In 1931, Emperor Haile Selassie asked the Japanese to accept an ambassador extraordinary delegation to be sent to Japan. The delegation, headed by foreign minister Heruy Wolde Selassie and consisting of Teferi Gebre Mariam, Araya Abeba, and Daba Birrou, left Addis Ababa on September 30, 1931, with a Japanese diplomat and left Djibouti on October 5, to sail to Japan. The delegation toured Japan to inspect the Japanese Army and to learn how Ethiopia could modernize its country in a way similar to the Japanese. Two lions were sent by Selassie to Emperor Hirohito and arrived in Japan on December 2, where they were placed into the Ueno Zoo. The Ethiopian delegation left Japan on December 28, and arrived in Addis Aaba on January 29, 1932.

The Meiji Constitution was used as a model for the 1931 Constitution of Ethiopia by the Ethiopian intellectual Tekle Hawariat Tekle Mariyam. This was one of the reasons why the progressive Ethiopian intelligentsia associated with Tekle Hawariat were known as "Japanizers".

In 1934, the two countries agreed to an irrigation development project where 100,000 Japanese planters would help with irrigation systems around Lake Tana and the Japanese legation to Ethiopia hoped to receive funding from the 1935-1936 budget to create an embassy in Addis Ababa. In 1933, the Ethiopians established an honorary consulate-general in Osaka, Japan, and on January 1, 1936, the Japanese establish an embassy in Addis Ababa. At the same time, there was a popular speculation of a royal marriage between the two countries, with Prince Lij Araya Abeba and Masako Kuroda, daughter of Viscount Hiroyuki Kuroda. However, tense pressure from Western countries, particularly Italy, undermined the relationship due to the fears of an 'anti-white supremacy' nature behind the marriage and the arrangement was cancelled.

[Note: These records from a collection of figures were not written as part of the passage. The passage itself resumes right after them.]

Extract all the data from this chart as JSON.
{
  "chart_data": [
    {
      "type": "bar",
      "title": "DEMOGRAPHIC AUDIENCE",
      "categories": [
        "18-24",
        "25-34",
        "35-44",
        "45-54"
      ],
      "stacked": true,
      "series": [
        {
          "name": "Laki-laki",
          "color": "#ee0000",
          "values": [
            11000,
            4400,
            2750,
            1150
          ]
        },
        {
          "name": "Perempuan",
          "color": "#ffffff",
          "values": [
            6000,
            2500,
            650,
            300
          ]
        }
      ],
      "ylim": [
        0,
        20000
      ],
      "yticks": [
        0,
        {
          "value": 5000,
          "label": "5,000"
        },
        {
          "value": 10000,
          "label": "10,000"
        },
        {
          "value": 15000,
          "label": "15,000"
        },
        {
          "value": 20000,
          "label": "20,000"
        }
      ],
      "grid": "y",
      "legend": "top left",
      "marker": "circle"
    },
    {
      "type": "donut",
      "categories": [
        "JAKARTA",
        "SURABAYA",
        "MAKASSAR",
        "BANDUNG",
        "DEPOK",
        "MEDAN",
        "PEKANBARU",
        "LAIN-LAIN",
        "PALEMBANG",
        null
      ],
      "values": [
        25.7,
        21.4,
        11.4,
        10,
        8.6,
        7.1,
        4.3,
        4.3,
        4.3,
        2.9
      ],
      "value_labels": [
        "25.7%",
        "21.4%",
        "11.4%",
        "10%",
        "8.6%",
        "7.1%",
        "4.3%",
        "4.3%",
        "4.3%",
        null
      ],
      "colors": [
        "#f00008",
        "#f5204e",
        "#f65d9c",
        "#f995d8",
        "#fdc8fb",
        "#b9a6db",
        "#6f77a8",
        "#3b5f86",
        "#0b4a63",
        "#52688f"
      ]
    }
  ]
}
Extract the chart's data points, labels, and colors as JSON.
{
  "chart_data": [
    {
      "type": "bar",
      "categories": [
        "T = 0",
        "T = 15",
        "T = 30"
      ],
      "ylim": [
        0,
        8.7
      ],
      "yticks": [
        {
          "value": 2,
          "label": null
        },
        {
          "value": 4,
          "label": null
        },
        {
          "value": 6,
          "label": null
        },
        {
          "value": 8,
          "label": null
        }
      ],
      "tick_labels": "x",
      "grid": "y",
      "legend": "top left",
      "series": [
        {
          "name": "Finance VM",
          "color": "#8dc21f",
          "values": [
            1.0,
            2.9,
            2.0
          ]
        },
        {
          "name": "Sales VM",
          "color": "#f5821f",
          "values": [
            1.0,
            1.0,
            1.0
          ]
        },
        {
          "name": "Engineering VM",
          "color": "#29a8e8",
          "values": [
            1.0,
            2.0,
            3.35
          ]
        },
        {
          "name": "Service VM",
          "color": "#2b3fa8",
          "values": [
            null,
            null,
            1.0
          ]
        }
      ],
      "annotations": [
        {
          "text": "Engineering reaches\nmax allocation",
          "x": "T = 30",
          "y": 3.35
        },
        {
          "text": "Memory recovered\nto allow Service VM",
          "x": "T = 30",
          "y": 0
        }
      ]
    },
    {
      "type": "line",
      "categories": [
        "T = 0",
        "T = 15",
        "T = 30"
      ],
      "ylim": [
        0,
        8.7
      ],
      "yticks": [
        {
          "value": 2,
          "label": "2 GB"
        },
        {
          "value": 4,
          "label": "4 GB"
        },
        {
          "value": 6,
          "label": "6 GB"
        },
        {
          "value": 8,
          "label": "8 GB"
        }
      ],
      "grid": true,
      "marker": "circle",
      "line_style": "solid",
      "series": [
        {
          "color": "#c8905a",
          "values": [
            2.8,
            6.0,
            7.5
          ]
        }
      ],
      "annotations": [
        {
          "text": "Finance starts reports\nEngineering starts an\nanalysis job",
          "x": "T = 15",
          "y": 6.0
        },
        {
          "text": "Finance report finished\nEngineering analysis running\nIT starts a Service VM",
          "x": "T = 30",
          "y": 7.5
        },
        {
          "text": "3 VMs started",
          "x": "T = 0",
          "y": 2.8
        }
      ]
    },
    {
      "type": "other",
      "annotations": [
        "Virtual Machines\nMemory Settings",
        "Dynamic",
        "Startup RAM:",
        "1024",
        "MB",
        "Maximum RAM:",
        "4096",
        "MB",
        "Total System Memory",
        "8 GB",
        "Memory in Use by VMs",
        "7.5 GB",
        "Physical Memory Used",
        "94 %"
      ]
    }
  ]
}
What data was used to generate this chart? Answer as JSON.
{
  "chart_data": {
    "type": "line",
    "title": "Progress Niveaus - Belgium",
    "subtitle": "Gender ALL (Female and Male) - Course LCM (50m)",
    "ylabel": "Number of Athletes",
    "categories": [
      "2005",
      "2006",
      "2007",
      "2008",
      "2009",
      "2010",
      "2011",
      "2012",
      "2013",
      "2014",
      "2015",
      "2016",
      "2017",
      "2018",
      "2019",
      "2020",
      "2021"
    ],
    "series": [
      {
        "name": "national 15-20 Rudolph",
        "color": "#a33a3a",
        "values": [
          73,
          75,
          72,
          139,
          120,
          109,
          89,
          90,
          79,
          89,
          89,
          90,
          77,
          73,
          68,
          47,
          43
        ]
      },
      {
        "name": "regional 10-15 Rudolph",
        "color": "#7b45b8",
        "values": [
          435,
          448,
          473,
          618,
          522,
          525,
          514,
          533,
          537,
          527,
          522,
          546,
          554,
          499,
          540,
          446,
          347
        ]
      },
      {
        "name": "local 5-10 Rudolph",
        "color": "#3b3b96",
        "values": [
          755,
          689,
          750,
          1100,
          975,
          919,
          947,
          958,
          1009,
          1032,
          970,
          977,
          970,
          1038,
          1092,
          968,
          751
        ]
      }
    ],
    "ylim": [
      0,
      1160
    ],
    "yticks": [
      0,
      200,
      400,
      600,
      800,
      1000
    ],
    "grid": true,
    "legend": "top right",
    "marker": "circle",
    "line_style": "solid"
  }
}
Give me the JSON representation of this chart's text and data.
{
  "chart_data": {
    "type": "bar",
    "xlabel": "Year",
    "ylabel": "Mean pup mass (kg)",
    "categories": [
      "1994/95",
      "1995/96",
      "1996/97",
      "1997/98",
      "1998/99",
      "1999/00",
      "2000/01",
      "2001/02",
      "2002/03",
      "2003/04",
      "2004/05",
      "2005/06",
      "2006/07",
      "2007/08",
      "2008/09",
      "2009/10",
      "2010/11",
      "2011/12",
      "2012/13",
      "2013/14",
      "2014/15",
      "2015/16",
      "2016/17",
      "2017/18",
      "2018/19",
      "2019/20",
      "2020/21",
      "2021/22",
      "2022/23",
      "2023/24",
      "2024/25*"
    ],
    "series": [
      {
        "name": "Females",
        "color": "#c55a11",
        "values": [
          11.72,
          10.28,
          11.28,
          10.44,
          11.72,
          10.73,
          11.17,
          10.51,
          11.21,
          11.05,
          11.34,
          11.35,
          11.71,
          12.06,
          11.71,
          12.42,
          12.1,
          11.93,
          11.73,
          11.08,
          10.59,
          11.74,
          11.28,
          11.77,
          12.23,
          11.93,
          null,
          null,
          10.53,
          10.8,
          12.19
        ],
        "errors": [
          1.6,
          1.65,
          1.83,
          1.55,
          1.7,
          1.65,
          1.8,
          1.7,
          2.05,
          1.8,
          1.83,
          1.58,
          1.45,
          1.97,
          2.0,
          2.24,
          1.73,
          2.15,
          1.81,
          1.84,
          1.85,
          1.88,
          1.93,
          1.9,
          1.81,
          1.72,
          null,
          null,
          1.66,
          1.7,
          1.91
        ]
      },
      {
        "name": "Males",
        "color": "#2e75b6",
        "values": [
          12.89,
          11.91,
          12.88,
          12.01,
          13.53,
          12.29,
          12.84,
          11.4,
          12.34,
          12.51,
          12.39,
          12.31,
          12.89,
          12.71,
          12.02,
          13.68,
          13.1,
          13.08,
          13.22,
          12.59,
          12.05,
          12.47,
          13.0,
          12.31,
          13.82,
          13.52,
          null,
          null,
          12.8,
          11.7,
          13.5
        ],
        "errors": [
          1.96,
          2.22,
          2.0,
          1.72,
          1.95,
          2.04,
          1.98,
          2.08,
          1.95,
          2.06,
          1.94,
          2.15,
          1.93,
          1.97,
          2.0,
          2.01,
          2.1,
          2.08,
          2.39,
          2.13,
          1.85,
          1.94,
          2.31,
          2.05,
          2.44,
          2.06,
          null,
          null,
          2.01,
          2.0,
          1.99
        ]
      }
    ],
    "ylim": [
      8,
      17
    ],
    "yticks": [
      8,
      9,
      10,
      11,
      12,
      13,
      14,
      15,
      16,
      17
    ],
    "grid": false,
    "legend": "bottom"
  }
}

In 1934, two Japanese gunboats visited Djibouti, the primary maritime door to Ethiopia, and that same year the Japanese government sent Tsuchida Yutaka on an inspection tour of Ethiopia. Although eager to protect Ethiopia's independence from the predations of the United Kingdom, France, and Italy, and optimistic about commercial opportunities, Tsuchida felt that Japan, far from Ethiopia, could not have an effect on imperialist ambitions there.

The Italians were critical of the Japanese relations with Ethiopia while increasing military supplies in their colonies in Eritrea and Somaliland. In December 1934, a series of border clashes occurred along the Ethiopian-Somaliland border during which the Japanese supported the Ethiopians and asked them to stand up against the Italians.

===Relations after World War II===

In 1955, Japan and Ethiopia re-established diplomatic ties, and three years later they exchanged ambassadors.

===Post-revolution===

Until the 1974 Ethiopian revolution, Japanese investors played a major role in the Ethiopian textile industry, after which their holdings were nationalized. During 1982 and 1983, the Ethiopian government settled claims made by Japanese and other foreign nationals over the loss of their investments.

===Modern Ethiopia===
After the fall of the Derg, Japanese investment and foreign aid was restored to Ethiopia. The Ethiopian Foreign Minister Seyoum Mesfin visited Japan in 1992, and in 1996 Prime Minister Meles Zenawi also made a formal visit to Japan. In return, the Japanese Foreign Minister Yoriko Kawaguchi visited Ethiopia in 2002.